Après trois saisons intenses en Bavière, Lerby s’engage sur le Rocher avec Monaco. Cette expérience n’est pas une réussite et laisse un goût doux-amer aux supporters monégasques. La forte personnalité du Danois cumulée à son goût immodéré pour la défaite le rendent très difficile à gérer. La situation sportive n’est pas optimale pour l’équipe de Ștefan Kovács. L’entame est catastrophique. Mais après un temps d’adaptation, Søren montre enfin son véritable talent. Il est l’un des fers de lance du redressement sportif de l’ASM. Les joueurs de la Principauté terminent à la cinquième place du classement final. Son bilan est mitigé. Si Lerby a montré sa stature de patron dans la deuxième partie de la saison, ses coups de gueule spectaculaires n’ont pas vraiment plu.

Retour aux Pays-Bas

Quatre ans ont passé depuis son départ de l’Ajax. Et le Nordique fait son come-back dans son pays d’adoption. Mais cette fois, il signe avec l’un des rivaux de son ancienne équipe : le PSV. Son arrivée doit faire oublier le départ de Ruud Gullit au Milan. La « Tulipe Noire » a placé la barre haute avec un double titre de champion (1986 et 1987). Pas mal. Pourtant, l’équipe de Guus Hiddink va encore faire mieux. Et même beaucoup mieux. Le PSV va littéralement tuer la concurrence. L’Ajax est le seul club à ne pas être trop distancé (-9 pts). Les autres sont loin, trop loin. Le troisième (FC Twente) est à 18 points.

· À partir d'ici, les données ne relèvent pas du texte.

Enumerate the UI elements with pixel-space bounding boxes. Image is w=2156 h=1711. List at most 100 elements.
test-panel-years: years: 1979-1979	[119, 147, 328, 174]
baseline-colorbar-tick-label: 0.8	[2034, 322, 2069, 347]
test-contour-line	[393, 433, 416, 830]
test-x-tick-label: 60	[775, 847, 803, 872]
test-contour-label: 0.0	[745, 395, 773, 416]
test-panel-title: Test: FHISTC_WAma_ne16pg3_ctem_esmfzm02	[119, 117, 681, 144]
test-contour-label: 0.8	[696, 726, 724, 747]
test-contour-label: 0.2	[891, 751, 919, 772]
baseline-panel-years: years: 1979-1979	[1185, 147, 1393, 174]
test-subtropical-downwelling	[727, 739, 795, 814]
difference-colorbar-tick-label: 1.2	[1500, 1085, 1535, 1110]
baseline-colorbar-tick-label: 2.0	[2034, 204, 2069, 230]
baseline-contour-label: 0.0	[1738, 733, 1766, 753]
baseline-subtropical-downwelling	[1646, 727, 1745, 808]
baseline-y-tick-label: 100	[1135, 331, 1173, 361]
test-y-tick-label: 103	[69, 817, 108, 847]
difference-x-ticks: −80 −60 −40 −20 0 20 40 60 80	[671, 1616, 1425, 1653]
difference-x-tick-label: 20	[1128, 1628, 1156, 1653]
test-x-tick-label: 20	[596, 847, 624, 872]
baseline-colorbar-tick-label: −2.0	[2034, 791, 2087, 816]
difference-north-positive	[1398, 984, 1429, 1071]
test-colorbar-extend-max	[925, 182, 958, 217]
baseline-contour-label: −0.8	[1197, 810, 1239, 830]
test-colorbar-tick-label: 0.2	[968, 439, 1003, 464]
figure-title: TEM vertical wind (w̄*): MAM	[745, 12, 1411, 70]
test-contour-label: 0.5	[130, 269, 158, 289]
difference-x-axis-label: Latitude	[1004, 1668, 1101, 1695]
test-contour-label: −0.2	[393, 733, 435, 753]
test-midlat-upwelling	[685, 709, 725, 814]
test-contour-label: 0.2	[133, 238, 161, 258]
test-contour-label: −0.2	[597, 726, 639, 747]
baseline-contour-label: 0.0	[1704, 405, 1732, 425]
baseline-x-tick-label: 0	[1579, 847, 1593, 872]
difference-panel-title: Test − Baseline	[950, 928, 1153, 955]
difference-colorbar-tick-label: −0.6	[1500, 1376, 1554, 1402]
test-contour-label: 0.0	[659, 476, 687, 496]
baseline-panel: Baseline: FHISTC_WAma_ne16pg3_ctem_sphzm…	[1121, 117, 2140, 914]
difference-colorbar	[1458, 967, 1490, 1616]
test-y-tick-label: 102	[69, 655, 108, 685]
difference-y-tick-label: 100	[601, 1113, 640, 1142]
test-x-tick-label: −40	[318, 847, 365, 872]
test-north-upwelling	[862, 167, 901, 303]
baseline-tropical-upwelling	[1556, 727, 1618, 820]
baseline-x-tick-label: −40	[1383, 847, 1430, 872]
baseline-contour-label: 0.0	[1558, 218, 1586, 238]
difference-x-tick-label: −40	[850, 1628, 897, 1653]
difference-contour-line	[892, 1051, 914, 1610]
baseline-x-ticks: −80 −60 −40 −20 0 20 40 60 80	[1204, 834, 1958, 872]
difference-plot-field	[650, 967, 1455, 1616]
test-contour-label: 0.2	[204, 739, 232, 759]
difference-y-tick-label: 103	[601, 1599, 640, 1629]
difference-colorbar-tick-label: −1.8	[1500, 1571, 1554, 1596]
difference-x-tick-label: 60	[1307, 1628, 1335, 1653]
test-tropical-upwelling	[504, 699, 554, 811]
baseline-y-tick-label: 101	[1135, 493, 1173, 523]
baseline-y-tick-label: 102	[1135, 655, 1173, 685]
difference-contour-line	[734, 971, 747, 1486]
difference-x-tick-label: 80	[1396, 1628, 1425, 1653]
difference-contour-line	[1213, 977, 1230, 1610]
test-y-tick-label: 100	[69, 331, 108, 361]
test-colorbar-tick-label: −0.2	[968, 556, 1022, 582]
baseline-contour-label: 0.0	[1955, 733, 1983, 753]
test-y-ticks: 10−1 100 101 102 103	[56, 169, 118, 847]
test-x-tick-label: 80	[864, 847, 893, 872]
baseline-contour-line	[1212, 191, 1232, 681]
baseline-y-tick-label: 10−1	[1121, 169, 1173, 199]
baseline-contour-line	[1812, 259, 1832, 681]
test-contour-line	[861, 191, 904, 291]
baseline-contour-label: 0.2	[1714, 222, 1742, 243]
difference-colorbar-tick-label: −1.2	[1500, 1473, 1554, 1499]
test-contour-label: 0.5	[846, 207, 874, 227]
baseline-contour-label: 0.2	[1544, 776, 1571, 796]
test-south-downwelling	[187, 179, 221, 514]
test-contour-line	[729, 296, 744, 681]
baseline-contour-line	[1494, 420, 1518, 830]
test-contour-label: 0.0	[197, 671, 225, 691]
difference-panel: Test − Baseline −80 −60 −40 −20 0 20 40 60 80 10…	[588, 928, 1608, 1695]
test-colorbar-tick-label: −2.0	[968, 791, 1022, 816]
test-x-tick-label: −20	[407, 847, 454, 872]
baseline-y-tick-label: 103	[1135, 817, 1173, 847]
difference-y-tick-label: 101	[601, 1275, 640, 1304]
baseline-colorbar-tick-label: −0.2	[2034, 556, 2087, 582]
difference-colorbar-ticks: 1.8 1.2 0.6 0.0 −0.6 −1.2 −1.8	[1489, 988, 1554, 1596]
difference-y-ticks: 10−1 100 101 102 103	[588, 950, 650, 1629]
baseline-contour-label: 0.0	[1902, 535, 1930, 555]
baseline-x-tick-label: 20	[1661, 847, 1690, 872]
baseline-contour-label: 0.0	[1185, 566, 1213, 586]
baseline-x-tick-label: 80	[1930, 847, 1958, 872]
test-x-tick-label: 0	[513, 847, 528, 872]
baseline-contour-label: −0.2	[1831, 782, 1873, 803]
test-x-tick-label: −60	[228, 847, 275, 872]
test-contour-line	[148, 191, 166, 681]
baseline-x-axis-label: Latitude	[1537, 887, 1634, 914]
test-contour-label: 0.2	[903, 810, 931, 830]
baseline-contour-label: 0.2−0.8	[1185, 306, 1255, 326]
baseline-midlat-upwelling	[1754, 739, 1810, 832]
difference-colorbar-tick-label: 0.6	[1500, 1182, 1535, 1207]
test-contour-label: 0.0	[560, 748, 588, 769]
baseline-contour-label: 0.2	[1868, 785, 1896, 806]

Le PSV ne concède que deux défaites à ses adversaires pour 27 succès et 5 nuls. Avec 117 buts inscrits et seulement 28 concédés, ils sont logiquement meilleure attaque et défense de l’Eredivisie. Avec le titre en poche, le PSV empoche également la Coupe contre Roda avec un but décisif de Lerby en prolongation. Mais la masterclass intervient en C1 avec la première et unique victoire du club dans la compétition. Pourtant, autant Eindhoven est séduisant en championnat, autant en Coupe d’Europe l’équipe se révèle être très solide. Voire même ennuyeuse.

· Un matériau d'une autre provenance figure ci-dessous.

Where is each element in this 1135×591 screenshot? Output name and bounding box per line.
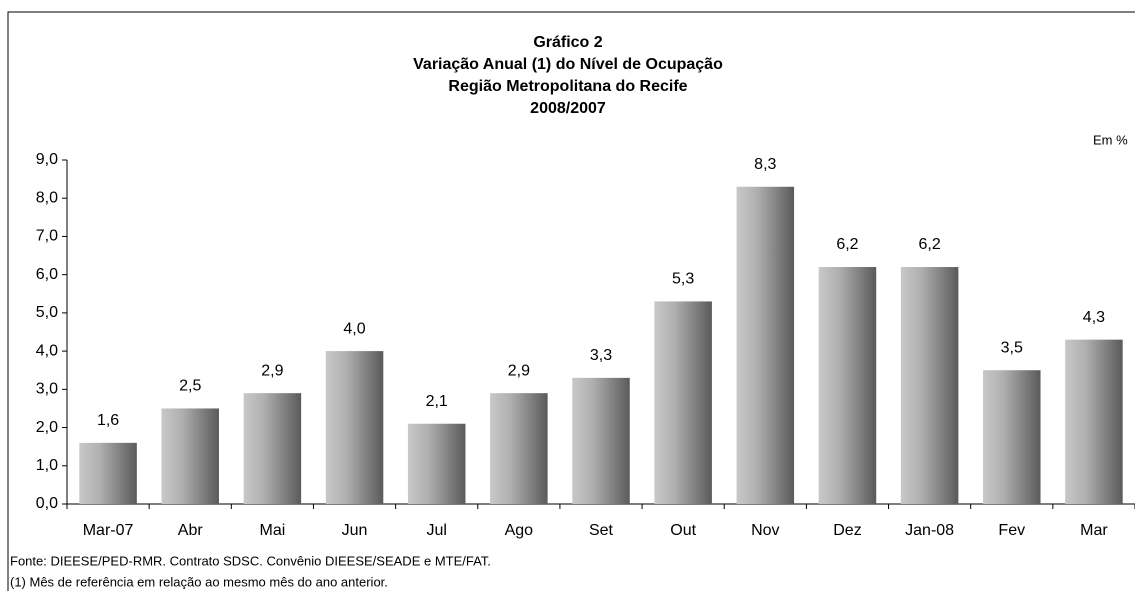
value-label: 2,5: [179, 378, 201, 395]
bar: [900, 267, 959, 504]
x-tick-label: Nov: [751, 522, 779, 539]
x-tick-label: Set: [589, 522, 614, 539]
bar: [736, 186, 795, 504]
x-tick-label: Dez: [833, 522, 861, 539]
y-tick-label: 8,0: [36, 189, 58, 206]
chart-title: Gráfico 2: [533, 34, 602, 51]
value-label: 2,1: [426, 393, 448, 410]
x-tick-label: Mar-07: [83, 522, 134, 539]
y-tick-label: 9,0: [36, 151, 58, 168]
bar: [654, 301, 712, 504]
x-tick-label: Abr: [178, 522, 204, 539]
value-label: 6,2: [918, 236, 940, 253]
bar: [1065, 339, 1123, 504]
x-tick-label: Fev: [998, 522, 1025, 539]
y-tick-label: 4,0: [36, 342, 58, 359]
y-tick-label: 0,0: [36, 495, 58, 512]
y-tick-label: 5,0: [36, 304, 58, 321]
value-label: 2,9: [261, 362, 283, 379]
source-note: Fonte: DIEESE/PED-RMR. Contrato SDSC. Co…: [10, 553, 491, 568]
value-label: 5,3: [672, 271, 694, 288]
bar: [325, 351, 384, 504]
value-label: 4,0: [343, 320, 365, 337]
bar: [818, 267, 877, 504]
frame: [7, 11, 1135, 591]
chart-title: Região Metropolitana do Recife: [448, 78, 687, 95]
bar: [572, 377, 630, 504]
footnote: (1) Mês de referência em relação ao mesm…: [10, 574, 388, 589]
value-label: 3,5: [1001, 339, 1023, 356]
y-tick-label: 2,0: [36, 419, 58, 436]
bar: [243, 393, 302, 504]
y-tick-label: 7,0: [36, 228, 58, 245]
bar: [490, 393, 548, 504]
unit-label: Em %: [1093, 132, 1128, 147]
x-tick-label: Jan-08: [905, 522, 954, 539]
bar: [983, 370, 1041, 504]
x-tick-label: Out: [670, 522, 696, 539]
x-tick-label: Mar: [1080, 522, 1108, 539]
x-tick-label: Jul: [426, 522, 446, 539]
value-label: 2,9: [508, 362, 530, 379]
y-tick-label: 3,0: [36, 381, 58, 398]
bar: [79, 442, 137, 504]
bar: [161, 408, 219, 504]
value-label: 8,3: [754, 156, 776, 173]
y-tick-label: 6,0: [36, 266, 58, 283]
chart-title: Variação Anual (1) do Nível de Ocupação: [413, 56, 723, 73]
bar: [407, 423, 466, 504]
chart-title: 2008/2007: [530, 100, 606, 117]
x-tick-label: Mai: [259, 522, 285, 539]
y-tick-label: 1,0: [36, 457, 58, 474]
value-label: 3,3: [590, 347, 612, 364]
value-label: 6,2: [836, 236, 858, 253]
x-tick-label: Ago: [505, 522, 534, 539]
value-label: 4,3: [1083, 309, 1105, 326]
x-tick-label: Jun: [342, 522, 368, 539]
value-label: 1,6: [97, 412, 119, 429]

« J’avais des personnages très forts, comme Koeman, comme Gerets, comme Lerby, qui étaient très désireux de gagner et qui aimaient aller à la limite de ce qui était permis, oui ou non. Et c’est ce que j’aimais beaucoup. » – Guus Hiddink

Le parcours des van Breukelen, Ronald Koeman, Gerets, van de Kerkhof, Arnesen, Vanenburg et Wim Kieft est resté dans les records de la compétition avec seulement trois victoires au compteur dont aucune à partir des quarts de finale. En effet, les Boeren éliminent Bordeaux et le Real grâce au but inscrit à l’extérieur et gagne la Coupe contre Benfica aux tirs au but (0-0 / 6-5). Par la suite, Lerby ajoute une nouvelle Eredivisie à sa collection. Puis, il termine tranquillement sa carrière à l’été 1990 après quinze ans de football professionnel. Il demeure encore actuellement l’un des meilleurs joueurs danois de tous les temps.

Avec De rød-hvide

Son parcours international débute quand Lerby évolue encore sous les couleurs de Taastrup IK. En octobre 1973, il fait donc ses débuts avec les U17. Moins de six mois plus tard, en avril 1974, il change de catégorie et monte en U19. Søren représente son pays aux championnats d’Europe U19 de 1974 et 1975. Puis, il joue également quelques rencontres avec les U21. En 1978, le gaucher gagne ses galons avec la sélection A. Ses performances avec l’Ajax ne passent pas inaperçues. En mai 1978, Lerby commence par une rencontre face à la République d’Irlande. Des débuts (presque) parfaits avec un but à la clé pour un match nul (3-3). Rapidement, il devient une pierre angulaire de l’équipe dirigée par le coach visionnaire, l’Allemand Sepp Piontek. C’est le début de l’époque de la Danish Dynamite.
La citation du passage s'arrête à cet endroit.